# GTA: Guided Transfer of Spatial Attention from Self-supervised Models

Pytorch Implementation of GTA: Guided Transfer of Spatial Attention from Self-supervised Models 

* For code anonymization, we removed all the author names, instiution names, licenses and the urls.  
* After the process finished, we will upload non-anonymized version.  

# Abstract  
Recently, self-supervised learning has enabled the pre-training of vision transformers (ViT) using vast amounts of unlabeled data to obtain rich representations. Using well-trained representations in transfer learning can lead to better performance and faster convergence compared to training from scratch. However, even if such good representations are transferred, a model can easily overfit the limited training dataset and lose the characteristics of the transferred representations. This phenomenon is more severe in ViT, which has low inductive bias. Through experimental analysis using attention maps in ViT, we observe that the rich representations deteriorate when trained on a small dataset. Motivated by this finding, we propose a novel and simple regularization method for ViT called guided transfer of spatial attention (GTA). Our proposed method regularizes the self-attention maps between source and target models. Through this explicit regularization, a target model can fully exploit the knowledge related to object localization properties. Our experimental results show that the proposed GTA consistently improves the accuracy across five benchmark datasets especially when the number of training data is small.
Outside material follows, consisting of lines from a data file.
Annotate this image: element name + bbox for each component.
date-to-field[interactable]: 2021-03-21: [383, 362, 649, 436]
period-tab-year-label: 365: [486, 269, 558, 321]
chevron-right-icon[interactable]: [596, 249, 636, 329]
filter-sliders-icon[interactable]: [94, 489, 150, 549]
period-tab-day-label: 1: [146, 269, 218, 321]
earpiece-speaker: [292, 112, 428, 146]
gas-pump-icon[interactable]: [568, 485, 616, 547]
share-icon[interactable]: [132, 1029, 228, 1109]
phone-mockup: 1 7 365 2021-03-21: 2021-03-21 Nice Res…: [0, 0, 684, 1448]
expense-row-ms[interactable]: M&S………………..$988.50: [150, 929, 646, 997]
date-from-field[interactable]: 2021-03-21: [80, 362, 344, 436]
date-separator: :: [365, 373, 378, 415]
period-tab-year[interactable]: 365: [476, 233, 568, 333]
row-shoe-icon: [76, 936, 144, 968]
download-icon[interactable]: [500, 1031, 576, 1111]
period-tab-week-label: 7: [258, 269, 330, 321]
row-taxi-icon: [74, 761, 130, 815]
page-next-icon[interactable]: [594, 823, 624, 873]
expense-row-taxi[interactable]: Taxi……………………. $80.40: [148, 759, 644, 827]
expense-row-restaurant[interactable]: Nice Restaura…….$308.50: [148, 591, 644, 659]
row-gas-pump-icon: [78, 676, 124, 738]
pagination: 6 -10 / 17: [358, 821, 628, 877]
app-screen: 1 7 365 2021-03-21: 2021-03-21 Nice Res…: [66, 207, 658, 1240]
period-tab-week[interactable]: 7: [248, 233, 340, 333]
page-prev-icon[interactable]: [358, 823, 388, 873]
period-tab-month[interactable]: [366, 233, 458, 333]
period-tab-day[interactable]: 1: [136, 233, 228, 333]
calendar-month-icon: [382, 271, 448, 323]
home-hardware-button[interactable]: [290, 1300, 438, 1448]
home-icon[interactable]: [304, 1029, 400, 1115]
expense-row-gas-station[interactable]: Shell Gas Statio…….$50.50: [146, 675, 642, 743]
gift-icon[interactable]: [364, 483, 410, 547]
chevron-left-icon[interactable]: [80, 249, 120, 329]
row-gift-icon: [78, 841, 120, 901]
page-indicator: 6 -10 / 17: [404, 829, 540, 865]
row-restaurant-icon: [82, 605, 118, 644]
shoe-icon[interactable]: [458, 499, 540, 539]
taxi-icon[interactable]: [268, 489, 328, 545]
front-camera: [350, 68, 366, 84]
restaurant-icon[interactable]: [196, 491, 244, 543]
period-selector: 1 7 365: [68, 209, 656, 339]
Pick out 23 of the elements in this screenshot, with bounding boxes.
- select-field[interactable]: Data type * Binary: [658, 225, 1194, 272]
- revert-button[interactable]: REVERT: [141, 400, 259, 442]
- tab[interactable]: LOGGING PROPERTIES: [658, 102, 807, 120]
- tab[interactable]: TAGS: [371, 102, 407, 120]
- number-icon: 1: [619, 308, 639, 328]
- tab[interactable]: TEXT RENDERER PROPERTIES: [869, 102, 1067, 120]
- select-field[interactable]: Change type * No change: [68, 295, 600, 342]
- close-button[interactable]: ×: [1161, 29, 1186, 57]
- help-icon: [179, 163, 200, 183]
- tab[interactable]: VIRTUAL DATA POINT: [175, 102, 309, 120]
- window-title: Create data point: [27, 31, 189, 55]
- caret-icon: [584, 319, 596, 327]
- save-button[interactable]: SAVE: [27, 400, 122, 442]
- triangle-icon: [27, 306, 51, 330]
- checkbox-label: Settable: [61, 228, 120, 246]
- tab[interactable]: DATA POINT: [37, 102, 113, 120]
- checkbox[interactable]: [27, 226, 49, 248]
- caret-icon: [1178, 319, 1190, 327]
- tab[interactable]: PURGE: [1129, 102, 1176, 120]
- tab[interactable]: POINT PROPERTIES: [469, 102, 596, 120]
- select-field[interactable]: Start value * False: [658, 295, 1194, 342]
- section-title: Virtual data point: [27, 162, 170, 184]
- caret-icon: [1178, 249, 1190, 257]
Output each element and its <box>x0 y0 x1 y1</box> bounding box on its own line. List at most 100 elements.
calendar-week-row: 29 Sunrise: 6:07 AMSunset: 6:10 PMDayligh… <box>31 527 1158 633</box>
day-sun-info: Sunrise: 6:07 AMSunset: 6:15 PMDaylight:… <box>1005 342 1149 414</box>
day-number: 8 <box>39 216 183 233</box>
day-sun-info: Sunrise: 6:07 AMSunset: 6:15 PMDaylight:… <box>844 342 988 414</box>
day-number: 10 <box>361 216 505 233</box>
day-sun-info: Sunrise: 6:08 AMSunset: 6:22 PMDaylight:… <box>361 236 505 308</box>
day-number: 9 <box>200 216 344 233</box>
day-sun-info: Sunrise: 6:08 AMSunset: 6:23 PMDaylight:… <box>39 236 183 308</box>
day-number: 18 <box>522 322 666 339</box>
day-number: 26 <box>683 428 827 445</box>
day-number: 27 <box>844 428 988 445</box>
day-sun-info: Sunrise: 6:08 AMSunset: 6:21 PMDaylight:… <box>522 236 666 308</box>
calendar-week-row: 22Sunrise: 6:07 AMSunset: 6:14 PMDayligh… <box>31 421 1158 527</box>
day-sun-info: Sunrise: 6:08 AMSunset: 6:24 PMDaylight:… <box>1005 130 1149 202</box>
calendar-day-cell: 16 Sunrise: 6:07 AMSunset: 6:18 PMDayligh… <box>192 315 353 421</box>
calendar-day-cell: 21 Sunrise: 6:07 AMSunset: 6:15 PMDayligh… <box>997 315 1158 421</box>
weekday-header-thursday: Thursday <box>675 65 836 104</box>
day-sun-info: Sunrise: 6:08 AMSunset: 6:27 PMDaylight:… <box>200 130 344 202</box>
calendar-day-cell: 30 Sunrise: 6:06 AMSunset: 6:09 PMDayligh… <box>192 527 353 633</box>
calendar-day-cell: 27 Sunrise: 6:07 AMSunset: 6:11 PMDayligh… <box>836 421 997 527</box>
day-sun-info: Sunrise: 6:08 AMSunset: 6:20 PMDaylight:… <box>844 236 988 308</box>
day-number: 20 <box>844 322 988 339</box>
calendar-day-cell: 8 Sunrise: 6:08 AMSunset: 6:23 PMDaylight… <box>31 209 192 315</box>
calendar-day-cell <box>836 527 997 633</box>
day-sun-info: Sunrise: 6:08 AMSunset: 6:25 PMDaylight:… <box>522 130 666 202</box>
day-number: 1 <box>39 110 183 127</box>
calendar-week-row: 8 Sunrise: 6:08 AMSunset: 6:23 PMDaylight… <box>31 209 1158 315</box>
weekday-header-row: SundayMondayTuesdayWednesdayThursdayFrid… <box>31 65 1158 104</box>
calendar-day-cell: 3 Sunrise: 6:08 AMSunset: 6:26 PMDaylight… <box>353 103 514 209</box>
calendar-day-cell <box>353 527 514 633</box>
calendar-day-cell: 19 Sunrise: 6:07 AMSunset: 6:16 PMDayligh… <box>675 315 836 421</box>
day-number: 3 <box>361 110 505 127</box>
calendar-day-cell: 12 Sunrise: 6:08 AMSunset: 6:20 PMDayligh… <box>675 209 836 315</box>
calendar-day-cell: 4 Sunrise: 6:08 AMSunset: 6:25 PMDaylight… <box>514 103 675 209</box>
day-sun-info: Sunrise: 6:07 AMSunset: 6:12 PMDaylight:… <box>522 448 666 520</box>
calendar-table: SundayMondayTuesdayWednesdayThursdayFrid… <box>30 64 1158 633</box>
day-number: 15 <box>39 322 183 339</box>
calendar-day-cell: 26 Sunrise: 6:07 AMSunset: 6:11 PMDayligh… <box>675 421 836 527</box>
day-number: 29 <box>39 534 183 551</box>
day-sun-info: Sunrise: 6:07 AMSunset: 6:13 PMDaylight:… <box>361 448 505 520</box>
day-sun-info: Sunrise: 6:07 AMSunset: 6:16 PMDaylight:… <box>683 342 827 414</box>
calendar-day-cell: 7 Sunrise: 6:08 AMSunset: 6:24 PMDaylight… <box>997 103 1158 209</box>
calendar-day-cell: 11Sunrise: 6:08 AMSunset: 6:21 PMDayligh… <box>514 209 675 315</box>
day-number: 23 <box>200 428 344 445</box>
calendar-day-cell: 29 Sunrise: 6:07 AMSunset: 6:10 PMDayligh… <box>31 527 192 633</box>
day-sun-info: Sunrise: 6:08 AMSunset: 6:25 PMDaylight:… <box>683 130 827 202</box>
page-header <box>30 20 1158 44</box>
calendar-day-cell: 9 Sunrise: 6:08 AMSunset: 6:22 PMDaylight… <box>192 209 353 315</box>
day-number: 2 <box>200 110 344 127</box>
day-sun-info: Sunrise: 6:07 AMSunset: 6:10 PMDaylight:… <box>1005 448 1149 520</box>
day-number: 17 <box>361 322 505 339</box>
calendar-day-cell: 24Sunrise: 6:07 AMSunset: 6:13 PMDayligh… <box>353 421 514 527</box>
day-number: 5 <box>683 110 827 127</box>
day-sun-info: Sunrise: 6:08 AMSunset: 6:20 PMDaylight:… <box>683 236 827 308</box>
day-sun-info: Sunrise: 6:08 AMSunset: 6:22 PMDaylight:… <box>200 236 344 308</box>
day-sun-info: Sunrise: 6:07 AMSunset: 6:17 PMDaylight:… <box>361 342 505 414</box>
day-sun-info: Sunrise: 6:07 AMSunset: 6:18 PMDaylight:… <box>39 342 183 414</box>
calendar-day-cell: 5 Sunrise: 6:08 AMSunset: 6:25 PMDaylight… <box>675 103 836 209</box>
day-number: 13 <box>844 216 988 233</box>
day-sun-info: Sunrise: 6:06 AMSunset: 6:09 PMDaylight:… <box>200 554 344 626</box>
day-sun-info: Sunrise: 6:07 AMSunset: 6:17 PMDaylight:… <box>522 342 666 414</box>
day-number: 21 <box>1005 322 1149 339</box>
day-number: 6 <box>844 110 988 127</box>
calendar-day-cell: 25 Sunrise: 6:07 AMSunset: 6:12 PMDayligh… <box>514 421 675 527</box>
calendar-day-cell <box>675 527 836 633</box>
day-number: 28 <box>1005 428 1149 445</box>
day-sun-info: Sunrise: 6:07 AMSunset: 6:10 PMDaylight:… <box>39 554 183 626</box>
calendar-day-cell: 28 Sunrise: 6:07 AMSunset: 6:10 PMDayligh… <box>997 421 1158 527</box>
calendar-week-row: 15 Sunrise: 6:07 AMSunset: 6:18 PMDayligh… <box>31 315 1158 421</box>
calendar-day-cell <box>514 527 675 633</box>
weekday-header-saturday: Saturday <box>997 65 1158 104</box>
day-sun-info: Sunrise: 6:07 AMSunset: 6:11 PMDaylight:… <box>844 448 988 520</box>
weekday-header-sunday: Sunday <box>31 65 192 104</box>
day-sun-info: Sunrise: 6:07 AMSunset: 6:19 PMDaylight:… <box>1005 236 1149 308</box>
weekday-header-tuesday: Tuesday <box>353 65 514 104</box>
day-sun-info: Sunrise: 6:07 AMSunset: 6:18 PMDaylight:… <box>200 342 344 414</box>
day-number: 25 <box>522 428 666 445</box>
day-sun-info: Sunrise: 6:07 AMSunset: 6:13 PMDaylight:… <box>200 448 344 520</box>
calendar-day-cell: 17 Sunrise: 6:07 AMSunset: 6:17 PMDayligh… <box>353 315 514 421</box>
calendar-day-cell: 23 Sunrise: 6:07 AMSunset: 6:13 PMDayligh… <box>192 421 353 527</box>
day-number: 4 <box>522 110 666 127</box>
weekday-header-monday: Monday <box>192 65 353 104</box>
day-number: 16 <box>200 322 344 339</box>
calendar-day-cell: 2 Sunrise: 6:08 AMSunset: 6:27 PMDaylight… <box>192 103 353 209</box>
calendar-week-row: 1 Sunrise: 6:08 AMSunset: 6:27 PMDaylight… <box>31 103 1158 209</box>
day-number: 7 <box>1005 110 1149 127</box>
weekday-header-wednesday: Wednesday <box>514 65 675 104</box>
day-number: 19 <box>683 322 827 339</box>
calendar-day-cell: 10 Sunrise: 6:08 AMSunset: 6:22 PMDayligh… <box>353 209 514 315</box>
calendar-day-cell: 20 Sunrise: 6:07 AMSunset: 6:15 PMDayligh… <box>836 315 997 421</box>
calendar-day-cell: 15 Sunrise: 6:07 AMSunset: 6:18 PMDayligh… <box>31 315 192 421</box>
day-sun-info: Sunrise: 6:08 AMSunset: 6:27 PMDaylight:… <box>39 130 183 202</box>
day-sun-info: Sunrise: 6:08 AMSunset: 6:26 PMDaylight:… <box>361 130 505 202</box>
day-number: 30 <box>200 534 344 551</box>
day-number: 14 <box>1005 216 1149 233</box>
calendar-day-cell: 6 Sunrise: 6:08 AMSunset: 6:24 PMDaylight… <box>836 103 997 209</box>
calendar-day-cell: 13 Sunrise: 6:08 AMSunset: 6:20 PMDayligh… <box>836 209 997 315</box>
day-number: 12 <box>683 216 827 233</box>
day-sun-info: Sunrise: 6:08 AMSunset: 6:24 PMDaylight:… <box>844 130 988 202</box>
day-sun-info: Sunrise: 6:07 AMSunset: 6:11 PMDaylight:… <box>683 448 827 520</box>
As far as we know, there has been no previous study to improve transfer learning performance, specifically considering the ViT architecture.   

# Method  
![Method](./sub/method_figure.png)
 
# Installation  

```
conda create -n gta python=3.8
source activate gta
conda install pytorch==1.12.1 torchvision==0.13.1 torchaudio==0.12.1 cudatoolkit=11.3 -c pytorch
pip install -r requirements.txt
```

# Preparation
### Datasets  
We will upload the urls to download datasets later.   
You should download datasets under the "data" folder.   
| Dataset | links |
| --- | --- |
| CUB200 | |
| StanfordDogs | |
| StanfordCars | |
| FGVC Aircraft | |
| OxfordIIITPets | |

# How to run
1. Download SSL weights (example with iBOT)  
We will upload the urls to download weights later.  
```
# 1.1) Download the weights and rename them
    # Example iBOT small
wget {iBOT pretrained weights url}
mv checkpoint_teacher.pth ibot_small.pth
```

2. Make bash for Experiments  
We make bash file to run experiments for convenience.   
With this bash, you can run baseline experiments and Guide experiments with different lambda.  
If you want to test with other options, such as l2sp, attn_only, bss, you can add the parser --l2sp, --attn_only, --bss in the baseline.  
```
# 2) Make Bash  
    # bash _make_scripts.sh -d {dataset you want to train} -g {Multiple GPUs e.g 0,1} -p {master port for multi nodes}
    # example
bash _make_scripts.sh -d StanfordCars -g 0,1 -p 20010
```

3. Run    
```
# 3) Run Experiments
    # run bashes made from 2
    # example ibot_small_~.sh
bash ibot_small_StanfordCars_1222.sh
```

4. Check the results  
```
# 4) Check the results with mlflow
    # check localhost with port 5000
    # you can watch the results while training
mlflow server
```

5. Visualization   
```
# 5) Visualize the attention heads
    # When you completed training, there are saved_model with a specific path.
    # You can visualize the attention heads of ViT with the path
    # python visualize_head.py --path {the specific path from mlflow}  
python visualize_head.py --path {the specific path from mlflow}
```

# Reproduce
above the code example, you can reproduce the StanfordCars baseline performance 55.33% for valid top1 with 1222 seed.  
you can reproduce the results presented in our paper with this code.